Thursday, 11 January 2018: 11:00 AM
412 (Hilton) (Austin, Texas)
Guangzhou, one of China’s megacities, is beset with frequent occurrence of atmospheric photochemistry events. In this study, online instruments were used to simultaneously monitor VOCs, NOx and O3 at Guangzhou Panyu Atmospheric Composition Station of the China Meteorological Administration, from June 2011 to May 2012, in order to obtain their characteristics, VOCs reactivity and the control strategies for atmospheric photochemistry. The results showed that during the observation period, the seasonal variation of O3 concentration was lower in spring and winter compared to summer and autumn, which was opposite that for VOCs and NOx.

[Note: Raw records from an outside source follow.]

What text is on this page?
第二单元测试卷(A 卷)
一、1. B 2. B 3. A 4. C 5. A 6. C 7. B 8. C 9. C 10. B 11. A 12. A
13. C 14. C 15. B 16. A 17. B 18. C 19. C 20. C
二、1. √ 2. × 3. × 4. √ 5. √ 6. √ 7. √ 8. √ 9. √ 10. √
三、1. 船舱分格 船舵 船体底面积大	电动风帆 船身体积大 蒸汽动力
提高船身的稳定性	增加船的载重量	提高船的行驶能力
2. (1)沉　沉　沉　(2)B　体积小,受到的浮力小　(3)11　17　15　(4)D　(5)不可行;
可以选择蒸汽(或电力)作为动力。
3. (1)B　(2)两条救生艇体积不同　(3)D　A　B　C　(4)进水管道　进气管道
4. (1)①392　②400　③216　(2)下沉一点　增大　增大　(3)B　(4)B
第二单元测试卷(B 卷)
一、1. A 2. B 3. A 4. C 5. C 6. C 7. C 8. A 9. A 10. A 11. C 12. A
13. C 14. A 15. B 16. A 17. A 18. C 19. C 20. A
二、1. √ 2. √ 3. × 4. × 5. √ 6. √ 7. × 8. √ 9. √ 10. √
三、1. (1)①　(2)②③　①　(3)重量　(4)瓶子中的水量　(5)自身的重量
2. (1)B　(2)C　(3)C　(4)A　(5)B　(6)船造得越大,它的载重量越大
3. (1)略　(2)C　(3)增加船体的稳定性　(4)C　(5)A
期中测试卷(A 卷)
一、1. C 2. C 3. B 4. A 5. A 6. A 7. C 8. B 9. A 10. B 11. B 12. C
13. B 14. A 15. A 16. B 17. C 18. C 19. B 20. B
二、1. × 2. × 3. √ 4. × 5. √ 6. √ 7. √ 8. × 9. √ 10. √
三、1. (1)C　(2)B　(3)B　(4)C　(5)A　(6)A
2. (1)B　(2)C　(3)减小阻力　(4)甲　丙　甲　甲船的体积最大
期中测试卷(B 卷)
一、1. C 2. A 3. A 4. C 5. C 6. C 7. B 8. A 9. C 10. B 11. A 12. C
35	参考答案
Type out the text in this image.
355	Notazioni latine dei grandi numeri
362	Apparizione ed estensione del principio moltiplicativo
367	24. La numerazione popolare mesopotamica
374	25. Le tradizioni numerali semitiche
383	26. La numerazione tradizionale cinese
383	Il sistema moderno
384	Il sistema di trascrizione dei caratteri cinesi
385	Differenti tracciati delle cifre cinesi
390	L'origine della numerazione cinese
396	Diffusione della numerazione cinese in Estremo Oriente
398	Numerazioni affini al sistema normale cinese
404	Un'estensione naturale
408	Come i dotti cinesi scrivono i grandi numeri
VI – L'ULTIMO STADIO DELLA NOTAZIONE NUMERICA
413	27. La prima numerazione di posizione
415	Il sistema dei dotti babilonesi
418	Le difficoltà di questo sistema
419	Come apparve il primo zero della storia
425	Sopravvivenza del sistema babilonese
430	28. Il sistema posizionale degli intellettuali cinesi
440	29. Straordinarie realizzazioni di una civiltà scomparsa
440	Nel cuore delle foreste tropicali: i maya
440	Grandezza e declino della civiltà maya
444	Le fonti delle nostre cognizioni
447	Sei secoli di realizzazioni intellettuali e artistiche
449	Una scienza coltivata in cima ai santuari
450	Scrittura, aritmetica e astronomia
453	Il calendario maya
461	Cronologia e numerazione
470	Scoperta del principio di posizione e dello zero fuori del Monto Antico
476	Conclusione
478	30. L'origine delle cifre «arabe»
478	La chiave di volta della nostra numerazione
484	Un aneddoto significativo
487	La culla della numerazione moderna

In terms of VOCs, aromatics had the largest O3 formation potential, among which toluene, xylenes, ethylbenzene, 1,2,4-trimethylbenzene and 1,3,5-trimethybenzene were the most important species, with a total contribution of about 44%. The sensitive-regime of O3 production in the morning (6:00-9:00LT) mainly depended on how much the pollutants were affected by anthropogenic sources (i.e. vehicular emissions), but it was associated with the biogenic emissions at midday (10:00-16:00LT). NOx control was of importance for peak O3 reduction in Guangzhou. Further investigation based on numerical models is needed in the future to obtain more detailed and robust conclusions.